During the recession, it seemed that most financial executives at mid-market companies were doubling their money the old-fashioned way: by folding up available cash and sticking it back into the company coffers.
Now that the once-sluggish economy shows signs of picking up steam, mid-market executives are starting to spend. Findings from Deloitte Growth Enterprise Services’ 2014 Mid-Market Perspectives survey show that the majority of mid-market executives polled are confident that the economy will continue its slow but steady progress. The number of executives citing the uncertain economy as an obstacle to company growth has dropped from 59 percent last year to less than half (41%) in 2014. As such, they’re ready to invest in growth strategies such as adding jobs, moving forward with capital projects, and investing in technology.
Specifically the survey found:
- Thirty seven percent said their company increased its full-time staff and 43 percent expect their company to hire more over the next 12 months.
- Hiring and training came in second only to the development of new products and services as a top investment priority in the coming year.
- More than a third of the respondents said they will upgrade existing IT systems or implement new systems this year.
Make Profits, Not Price Cuts
In their book, The Three Rules: How Exceptional Companies Think, Deloitte researcher Michael Raynor and Deloitte’s chief strategy officer Mumtaz Ahmed suggested three ways for companies to achieve superior profitability.
Rule 1. Better before cheaper: Don’t compete on price, compete on value.
Rule 2. Revenue before cost: Drive profitability first through higher prices, then through higher volume, and only rarely through lower cost.
Rule 3. There are no other rules: View every decision through the lens of the first two rules.
Though larger, public companies tend to slash prices when profits come under pressure, Deloitte’s survey found nearly half of CFOs surveyed this year said new product development was a priority and that they’re not skimping on quality and don’t want to compete on price.

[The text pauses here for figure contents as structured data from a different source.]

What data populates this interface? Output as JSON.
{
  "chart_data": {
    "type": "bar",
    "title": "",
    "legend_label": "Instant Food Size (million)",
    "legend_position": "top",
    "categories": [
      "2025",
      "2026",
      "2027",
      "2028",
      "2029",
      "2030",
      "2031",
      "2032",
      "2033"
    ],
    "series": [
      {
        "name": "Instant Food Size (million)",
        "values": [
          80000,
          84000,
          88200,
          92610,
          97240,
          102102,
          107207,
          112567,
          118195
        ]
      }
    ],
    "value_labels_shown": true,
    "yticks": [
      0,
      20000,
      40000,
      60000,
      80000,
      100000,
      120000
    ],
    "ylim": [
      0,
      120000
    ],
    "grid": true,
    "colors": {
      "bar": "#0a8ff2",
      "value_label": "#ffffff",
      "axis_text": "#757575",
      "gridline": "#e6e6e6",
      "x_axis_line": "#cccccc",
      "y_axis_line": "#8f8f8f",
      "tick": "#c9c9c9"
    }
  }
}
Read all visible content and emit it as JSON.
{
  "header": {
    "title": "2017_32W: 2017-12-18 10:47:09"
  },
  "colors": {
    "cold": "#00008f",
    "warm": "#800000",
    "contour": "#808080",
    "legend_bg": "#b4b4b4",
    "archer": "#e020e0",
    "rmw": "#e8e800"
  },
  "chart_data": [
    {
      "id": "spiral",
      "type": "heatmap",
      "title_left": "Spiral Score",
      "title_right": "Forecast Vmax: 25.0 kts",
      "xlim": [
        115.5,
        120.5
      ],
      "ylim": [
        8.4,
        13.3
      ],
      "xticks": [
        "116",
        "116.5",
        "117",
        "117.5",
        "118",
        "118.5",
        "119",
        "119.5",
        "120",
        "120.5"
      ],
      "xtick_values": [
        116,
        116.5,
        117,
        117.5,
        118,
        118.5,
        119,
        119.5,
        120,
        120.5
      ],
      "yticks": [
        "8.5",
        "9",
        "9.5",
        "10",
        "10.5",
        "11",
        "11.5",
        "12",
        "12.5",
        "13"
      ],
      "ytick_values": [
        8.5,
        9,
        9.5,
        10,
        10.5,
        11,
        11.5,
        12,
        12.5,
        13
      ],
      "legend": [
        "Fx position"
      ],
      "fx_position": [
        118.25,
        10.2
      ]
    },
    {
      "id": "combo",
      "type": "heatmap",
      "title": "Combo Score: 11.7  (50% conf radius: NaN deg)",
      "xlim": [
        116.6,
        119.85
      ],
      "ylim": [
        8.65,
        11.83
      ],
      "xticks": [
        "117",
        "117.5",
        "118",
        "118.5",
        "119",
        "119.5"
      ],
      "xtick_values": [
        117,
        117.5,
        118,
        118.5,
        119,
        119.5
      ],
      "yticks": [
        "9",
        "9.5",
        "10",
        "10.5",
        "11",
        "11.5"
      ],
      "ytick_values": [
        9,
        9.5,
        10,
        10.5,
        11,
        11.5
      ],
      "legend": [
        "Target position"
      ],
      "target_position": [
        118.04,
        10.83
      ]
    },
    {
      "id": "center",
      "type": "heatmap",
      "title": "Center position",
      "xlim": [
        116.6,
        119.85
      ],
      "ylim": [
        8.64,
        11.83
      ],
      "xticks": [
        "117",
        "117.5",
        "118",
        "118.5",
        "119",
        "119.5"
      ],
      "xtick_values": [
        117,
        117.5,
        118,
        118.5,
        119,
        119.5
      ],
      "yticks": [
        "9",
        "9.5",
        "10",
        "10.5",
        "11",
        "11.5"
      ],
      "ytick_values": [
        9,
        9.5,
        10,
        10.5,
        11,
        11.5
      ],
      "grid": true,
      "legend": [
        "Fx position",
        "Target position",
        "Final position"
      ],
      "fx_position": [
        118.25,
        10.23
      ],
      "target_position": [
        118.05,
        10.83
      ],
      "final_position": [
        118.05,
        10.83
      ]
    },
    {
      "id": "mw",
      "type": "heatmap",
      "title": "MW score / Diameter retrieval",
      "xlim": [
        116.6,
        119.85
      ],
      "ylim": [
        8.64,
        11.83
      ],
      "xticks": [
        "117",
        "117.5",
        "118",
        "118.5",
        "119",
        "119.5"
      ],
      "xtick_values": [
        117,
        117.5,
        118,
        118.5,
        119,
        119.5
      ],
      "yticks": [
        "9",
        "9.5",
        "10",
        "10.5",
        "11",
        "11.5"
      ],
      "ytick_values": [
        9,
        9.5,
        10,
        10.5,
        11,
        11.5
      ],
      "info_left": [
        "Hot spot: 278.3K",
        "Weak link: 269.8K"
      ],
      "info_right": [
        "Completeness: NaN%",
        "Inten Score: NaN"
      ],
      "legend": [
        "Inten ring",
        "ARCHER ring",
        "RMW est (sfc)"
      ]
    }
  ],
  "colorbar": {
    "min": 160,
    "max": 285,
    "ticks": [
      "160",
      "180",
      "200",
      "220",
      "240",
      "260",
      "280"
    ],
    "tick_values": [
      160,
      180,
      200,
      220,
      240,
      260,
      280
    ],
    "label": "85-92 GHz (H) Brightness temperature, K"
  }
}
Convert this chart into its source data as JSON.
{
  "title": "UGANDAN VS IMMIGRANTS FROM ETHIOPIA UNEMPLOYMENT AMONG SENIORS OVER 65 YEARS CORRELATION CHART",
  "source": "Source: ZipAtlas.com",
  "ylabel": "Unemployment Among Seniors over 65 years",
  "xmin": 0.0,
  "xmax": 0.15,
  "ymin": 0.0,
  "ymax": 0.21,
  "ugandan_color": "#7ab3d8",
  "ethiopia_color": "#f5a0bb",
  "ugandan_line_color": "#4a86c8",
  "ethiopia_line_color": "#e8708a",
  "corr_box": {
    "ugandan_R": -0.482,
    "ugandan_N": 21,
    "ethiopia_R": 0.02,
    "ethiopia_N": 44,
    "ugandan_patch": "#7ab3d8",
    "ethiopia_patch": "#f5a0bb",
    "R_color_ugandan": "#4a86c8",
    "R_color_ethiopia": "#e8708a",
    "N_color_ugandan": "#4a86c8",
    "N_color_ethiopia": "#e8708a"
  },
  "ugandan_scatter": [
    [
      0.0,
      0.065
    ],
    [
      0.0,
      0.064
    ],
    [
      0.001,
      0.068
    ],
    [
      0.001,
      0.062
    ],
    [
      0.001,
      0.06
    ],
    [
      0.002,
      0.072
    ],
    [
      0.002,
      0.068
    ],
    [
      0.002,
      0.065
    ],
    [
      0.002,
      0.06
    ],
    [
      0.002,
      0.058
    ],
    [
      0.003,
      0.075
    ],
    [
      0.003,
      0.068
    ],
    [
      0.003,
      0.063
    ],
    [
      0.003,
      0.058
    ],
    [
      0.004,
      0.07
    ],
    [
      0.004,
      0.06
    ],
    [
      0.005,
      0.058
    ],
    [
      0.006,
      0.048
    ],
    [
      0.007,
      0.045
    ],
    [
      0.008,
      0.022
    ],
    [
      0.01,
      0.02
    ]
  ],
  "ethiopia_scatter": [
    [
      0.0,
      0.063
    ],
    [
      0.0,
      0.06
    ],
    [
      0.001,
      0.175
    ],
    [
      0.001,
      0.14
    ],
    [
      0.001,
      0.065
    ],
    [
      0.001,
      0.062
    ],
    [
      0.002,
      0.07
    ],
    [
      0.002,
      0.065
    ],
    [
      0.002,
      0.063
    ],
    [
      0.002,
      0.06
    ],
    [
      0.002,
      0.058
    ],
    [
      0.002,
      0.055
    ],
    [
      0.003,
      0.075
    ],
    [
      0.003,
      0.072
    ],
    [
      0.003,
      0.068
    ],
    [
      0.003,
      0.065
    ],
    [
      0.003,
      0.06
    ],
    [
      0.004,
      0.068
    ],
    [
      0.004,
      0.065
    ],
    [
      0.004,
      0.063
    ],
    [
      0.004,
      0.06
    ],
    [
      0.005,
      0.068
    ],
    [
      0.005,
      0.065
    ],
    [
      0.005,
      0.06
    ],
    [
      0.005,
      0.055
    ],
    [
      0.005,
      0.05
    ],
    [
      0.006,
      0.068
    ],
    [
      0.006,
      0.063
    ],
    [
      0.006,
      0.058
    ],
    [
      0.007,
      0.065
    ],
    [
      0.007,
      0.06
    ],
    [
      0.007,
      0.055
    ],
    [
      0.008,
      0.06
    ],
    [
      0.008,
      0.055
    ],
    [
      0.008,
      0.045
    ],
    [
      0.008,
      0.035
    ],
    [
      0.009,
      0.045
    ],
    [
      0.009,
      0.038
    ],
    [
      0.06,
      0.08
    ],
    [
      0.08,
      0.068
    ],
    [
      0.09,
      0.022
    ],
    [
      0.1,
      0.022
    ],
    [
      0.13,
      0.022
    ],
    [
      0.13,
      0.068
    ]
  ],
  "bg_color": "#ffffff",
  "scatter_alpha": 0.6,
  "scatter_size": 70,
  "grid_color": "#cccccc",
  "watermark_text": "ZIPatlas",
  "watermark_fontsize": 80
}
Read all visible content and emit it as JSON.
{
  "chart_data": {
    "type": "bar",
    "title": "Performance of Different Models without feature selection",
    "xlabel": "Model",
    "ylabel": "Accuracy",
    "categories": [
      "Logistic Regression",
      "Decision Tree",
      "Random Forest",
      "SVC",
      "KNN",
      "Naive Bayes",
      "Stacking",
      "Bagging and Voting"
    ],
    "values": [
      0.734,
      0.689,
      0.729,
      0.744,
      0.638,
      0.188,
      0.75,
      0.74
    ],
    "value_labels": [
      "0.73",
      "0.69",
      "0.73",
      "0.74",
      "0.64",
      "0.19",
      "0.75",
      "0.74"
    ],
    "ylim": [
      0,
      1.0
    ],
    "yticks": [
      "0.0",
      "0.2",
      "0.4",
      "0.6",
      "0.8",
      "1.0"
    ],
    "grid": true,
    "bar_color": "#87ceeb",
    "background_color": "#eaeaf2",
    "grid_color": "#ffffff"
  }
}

The numbers break out like so:
- Less than 20 percent report frequently lowering price to keep business in response to customer pressure.
- Thirty seven percent report frequently finding new customers with greater willingness to pay.
- Only 26 percent cut price to maintain volume.
- Half say they invest in quality in order to increase volume.
A Fresh Face for Growth
Both talent and technology rose to the top of the priority list of mid-market executives’ growth strategies. Hiring and training was cited by nearly half (41%) of those surveyed, a 10 percent increase over those asked the same question this past fall.
All this interest in hiring hasn’t appeared to cause a shortage of skilled talent. Among those surveyed, few said they were having trouble recruiting new staff. That may be because companies are shifting the way they scout new hires. In a separate study, Deloitte found that 60 percent of those polled said they’d given their talent sourcing strategy a makeover, and replaced traditional teams with “talent acquisition” aimed at building their brand, using social media and leveraging internal referrals. Other engagement strategies include accessing talent through joint ventures, contracting, and freelancing.